Кто, как, почему разделил писателей на различные категории, каковы критерии успеха нового времени, как это влияет на современную ситуацию в литературе, об этом мы еще поговорим, а пока ограничимся утверждением, что все произошедшее в определенном смысле справедливо и вполне естественно. За исключением одного обстоятельства: существование «истеблишмента» неукоснительно требует наличия еще одного полноценного члена пропорции, полюса противостояния, а именно андеграунда. А его (и это придает ситуации уникальность) в современной российской литературе как бы нет. Или, точнее, он не существен.
Андеграунд — это отнюдь не изобретение советской эпохи. Другое дело, что в Европе андеграунд долгое время был известен под именем богемы.

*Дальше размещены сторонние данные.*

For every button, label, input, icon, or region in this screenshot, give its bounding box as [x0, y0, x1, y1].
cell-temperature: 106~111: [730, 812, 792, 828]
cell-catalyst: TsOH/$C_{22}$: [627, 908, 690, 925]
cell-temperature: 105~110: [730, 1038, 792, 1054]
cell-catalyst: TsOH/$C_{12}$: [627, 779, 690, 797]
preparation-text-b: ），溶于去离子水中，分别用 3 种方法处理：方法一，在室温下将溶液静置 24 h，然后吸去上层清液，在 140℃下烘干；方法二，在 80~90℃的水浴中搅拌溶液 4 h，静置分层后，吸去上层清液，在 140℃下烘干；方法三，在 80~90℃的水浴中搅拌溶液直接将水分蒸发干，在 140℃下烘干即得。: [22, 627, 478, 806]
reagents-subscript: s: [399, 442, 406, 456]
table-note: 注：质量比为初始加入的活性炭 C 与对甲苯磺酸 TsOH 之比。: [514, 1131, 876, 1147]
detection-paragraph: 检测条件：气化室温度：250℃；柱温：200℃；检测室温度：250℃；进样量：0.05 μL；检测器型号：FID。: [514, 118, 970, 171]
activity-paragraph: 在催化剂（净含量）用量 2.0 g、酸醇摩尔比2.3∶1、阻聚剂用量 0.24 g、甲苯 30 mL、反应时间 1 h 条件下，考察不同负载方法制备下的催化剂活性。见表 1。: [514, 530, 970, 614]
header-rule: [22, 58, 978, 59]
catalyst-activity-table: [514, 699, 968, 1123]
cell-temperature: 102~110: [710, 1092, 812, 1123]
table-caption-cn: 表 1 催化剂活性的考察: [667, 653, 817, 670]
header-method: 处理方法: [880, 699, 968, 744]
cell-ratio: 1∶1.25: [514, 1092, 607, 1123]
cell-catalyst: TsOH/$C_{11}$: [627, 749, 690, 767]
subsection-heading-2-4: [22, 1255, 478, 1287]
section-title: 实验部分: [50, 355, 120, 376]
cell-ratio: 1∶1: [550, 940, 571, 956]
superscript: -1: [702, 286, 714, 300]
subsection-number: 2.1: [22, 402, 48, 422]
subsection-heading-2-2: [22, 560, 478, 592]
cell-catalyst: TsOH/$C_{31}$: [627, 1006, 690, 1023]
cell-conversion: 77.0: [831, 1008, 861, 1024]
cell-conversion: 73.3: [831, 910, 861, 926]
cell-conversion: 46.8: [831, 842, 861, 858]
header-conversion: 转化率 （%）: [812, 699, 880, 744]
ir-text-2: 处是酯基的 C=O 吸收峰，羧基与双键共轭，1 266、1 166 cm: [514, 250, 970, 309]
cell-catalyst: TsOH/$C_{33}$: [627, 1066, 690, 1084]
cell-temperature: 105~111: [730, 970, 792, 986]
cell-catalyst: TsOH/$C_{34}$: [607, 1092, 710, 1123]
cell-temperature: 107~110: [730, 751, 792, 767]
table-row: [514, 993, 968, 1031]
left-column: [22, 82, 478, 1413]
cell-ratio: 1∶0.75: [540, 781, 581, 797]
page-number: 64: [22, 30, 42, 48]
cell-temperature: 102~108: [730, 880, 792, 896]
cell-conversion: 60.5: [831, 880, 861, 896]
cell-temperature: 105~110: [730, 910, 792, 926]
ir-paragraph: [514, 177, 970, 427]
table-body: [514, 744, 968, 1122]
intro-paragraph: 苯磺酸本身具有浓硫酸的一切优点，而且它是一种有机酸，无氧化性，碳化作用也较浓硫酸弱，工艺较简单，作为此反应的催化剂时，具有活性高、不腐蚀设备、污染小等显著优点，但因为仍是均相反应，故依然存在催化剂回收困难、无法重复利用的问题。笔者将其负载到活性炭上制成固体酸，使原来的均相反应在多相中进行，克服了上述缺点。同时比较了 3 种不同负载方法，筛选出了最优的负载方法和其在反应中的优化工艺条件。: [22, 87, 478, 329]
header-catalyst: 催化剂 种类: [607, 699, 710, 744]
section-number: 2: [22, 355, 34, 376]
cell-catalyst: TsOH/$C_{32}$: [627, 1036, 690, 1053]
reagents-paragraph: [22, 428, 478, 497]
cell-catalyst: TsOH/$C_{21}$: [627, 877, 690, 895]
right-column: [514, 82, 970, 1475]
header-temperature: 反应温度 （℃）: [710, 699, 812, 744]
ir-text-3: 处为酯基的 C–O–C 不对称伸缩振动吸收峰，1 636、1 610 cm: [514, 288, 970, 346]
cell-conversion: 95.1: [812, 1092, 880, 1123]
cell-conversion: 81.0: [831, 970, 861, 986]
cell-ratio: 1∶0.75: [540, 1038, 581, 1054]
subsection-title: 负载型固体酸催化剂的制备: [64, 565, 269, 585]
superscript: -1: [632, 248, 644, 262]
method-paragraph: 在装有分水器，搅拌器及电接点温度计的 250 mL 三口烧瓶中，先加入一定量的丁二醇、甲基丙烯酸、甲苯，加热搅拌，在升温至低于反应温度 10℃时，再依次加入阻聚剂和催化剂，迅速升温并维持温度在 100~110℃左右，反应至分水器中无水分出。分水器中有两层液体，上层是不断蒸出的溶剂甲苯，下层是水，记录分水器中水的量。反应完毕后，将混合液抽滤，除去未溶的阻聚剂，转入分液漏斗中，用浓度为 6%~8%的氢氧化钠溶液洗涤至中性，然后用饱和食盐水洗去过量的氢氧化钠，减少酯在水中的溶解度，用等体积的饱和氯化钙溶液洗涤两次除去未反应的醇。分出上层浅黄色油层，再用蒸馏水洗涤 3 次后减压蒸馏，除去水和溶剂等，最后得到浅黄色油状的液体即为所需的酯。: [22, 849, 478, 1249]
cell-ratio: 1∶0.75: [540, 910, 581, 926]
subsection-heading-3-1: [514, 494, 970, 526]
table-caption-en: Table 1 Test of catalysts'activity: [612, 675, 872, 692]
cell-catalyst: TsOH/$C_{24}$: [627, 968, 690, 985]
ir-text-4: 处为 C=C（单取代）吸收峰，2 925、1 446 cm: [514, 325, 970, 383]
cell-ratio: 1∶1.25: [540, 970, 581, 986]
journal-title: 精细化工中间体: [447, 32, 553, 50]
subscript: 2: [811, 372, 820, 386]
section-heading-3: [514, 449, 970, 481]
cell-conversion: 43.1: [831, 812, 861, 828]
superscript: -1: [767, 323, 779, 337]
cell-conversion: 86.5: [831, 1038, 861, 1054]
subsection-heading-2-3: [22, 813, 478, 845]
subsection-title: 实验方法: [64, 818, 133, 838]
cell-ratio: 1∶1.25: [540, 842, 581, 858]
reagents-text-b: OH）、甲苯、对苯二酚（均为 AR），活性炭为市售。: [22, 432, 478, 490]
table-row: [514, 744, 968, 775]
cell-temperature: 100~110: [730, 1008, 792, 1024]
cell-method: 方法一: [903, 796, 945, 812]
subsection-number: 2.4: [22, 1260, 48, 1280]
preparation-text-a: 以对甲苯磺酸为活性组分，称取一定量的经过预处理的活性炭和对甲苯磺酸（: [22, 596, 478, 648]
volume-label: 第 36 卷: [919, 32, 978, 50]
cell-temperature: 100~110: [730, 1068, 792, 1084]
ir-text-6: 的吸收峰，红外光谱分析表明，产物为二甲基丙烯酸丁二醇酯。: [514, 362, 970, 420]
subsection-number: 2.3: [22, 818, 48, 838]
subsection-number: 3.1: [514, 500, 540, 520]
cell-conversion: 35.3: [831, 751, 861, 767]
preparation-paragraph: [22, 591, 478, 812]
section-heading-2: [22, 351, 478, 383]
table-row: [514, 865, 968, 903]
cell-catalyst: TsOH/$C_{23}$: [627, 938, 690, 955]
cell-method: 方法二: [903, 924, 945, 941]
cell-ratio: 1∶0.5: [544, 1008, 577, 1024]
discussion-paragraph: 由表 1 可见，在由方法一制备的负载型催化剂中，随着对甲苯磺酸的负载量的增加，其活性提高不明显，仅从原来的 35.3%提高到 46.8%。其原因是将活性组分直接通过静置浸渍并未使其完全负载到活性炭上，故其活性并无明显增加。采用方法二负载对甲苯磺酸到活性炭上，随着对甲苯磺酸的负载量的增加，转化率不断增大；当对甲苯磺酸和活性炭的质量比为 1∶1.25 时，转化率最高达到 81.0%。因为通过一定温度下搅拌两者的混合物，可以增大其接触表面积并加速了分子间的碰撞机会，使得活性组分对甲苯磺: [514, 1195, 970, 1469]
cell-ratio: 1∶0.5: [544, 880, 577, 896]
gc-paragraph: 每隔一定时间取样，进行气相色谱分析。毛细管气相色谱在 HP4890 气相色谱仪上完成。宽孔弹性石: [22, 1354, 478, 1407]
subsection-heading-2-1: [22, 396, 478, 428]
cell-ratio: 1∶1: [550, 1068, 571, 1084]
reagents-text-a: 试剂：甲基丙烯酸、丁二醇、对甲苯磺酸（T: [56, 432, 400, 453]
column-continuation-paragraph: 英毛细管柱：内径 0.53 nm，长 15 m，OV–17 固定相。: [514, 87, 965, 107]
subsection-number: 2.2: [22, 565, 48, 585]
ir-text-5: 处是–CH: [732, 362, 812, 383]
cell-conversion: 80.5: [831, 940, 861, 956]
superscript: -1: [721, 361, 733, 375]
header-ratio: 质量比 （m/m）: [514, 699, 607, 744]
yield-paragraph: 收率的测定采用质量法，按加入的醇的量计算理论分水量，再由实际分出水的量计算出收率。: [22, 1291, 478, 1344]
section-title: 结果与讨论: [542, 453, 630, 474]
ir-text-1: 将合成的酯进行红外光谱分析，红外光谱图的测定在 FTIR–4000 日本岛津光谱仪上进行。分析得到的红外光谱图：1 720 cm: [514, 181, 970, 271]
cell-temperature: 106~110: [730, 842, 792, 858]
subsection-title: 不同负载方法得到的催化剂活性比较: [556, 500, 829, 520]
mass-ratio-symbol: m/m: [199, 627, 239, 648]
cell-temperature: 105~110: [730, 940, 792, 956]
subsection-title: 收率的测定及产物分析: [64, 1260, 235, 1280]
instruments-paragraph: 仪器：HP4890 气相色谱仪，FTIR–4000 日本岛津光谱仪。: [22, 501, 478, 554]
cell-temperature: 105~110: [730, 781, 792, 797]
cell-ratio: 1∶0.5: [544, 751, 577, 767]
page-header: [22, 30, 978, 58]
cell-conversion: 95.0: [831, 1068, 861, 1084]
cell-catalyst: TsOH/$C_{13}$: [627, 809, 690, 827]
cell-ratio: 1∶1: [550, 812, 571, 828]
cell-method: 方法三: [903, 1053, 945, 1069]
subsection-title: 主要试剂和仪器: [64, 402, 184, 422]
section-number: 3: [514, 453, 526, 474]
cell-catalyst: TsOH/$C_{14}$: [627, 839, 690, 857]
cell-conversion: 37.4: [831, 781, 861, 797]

Более того, как уверяет в своей статье М. Ямпольский, разбирая ход литературного процесса в разных странах за несколько веков, появление «богемы» (или андеграунда) связано со способом достижения «легитимности» (читай — признания) художника или писателя в европейской культуре нового времени в противовес той «легитимности», которой художника или писателя наделяет «истеблишмент».
Все очень просто. Богема не принимает истеблишмента. И создает механизм поддержки тех художников или писателей, которые по разным причинам противопоставляют себя обществу и его оценкам. Прежде всего коммерческому эквиваленту творчества, моде, обеспечивающей высокую цену произведениям искусства (а это и есть главный критерий истеблишмента).
Другое дело, что наш андеграунд, так называемая «вторая культура», «неофициальное искусство», «подпольная литература», носил характер не столько протеста против коммерческого искусства, сколько эстетического и политического неприятия советского официоза. И именно в качестве диссидентского искусства андеграунд был поддержан Западом, как сила, противостоящая несвободе тоталитарного строя и тоталитарного искусства.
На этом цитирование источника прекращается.